I am accordingly of opinion, that it is not necessary, that a judgment of ouster or dissolution, should have been pronounced in any other prosecution, before a creditor can maintain an action against a stockholder, under this law. The question of dissolution, may be litigated in a suit by the creditor against the stockholders ; and so far as the creditor is concerned, the dissolution of the company, may be adjudged, in such a suit.

It is not necessary here, to declare, that this company has lost all its rights. No judgment of ouster or forfeiture, can here be rendered against the corporation. The decision that this company is dissolved, is now, made, for the purposes of justice between the parties in this suit. I apply to this case, the opinion of chief justice Spencer, in the case of Slee against Bloom, that even if this corporation has a capacity to reorganise itself, the case has happened in which, in respect to its creditors, it is dissolved.

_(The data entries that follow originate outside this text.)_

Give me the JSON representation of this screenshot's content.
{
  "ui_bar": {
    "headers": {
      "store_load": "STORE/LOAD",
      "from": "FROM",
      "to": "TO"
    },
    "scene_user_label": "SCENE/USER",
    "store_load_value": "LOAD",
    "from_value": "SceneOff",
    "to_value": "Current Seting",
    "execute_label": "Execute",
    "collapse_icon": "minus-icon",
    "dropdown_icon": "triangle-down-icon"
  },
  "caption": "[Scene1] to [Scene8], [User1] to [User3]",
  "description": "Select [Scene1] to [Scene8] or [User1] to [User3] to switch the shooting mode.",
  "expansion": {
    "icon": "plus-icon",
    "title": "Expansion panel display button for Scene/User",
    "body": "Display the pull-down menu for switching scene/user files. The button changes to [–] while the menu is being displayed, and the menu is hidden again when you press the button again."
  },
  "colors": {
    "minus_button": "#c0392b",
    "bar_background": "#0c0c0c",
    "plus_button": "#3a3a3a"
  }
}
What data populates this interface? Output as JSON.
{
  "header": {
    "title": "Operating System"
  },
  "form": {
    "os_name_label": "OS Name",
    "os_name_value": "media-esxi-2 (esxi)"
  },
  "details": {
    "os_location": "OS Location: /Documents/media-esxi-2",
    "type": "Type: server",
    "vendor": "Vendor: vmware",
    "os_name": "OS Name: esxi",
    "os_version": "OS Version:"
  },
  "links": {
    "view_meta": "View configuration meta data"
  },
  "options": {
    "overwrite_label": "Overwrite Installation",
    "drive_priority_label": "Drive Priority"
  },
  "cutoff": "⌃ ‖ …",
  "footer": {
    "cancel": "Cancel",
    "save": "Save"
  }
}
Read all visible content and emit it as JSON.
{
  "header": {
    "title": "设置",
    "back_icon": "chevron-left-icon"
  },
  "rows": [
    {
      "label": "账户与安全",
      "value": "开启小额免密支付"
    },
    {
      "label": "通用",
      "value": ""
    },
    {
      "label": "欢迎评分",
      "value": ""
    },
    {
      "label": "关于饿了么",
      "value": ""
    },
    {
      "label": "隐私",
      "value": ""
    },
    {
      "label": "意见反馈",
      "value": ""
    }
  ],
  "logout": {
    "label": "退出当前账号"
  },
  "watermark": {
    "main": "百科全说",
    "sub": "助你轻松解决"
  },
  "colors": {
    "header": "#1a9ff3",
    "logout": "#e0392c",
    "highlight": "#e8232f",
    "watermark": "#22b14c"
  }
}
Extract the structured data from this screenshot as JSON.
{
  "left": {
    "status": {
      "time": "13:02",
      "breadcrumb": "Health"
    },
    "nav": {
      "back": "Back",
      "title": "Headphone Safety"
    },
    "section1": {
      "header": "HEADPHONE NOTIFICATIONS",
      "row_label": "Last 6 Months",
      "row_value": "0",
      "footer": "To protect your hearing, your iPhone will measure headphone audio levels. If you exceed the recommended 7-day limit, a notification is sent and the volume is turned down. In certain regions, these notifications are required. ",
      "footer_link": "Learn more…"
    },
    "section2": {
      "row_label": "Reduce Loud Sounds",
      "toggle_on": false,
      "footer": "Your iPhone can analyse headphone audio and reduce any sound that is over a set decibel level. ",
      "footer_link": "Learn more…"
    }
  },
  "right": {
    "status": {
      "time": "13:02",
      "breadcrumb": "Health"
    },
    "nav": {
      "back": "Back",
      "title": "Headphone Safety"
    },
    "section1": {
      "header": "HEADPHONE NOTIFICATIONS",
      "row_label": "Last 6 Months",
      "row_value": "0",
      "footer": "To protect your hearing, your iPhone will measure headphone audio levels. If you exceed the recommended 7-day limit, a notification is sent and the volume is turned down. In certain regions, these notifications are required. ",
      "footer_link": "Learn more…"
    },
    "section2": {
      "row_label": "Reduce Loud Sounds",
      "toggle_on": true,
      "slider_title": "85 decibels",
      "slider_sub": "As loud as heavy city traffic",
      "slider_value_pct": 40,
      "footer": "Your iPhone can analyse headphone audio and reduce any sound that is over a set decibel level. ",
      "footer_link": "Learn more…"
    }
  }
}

The defendants also object, that if this company is dissolved, the remedy of the complainants, is at law. The contribution which equity requires from the several defendants for the discharge of the debt of the company to the complainants, cannot be enforced at law, or can not be there enforced, without numerous suits. This reason alone, constitutes the case one of equitable jurisdiction.

The defendants being responsible to the complainants for the debt due from the company, it is referred to a master, to ascertain the proportions of that debt, with which the defendants are respectively chargeable.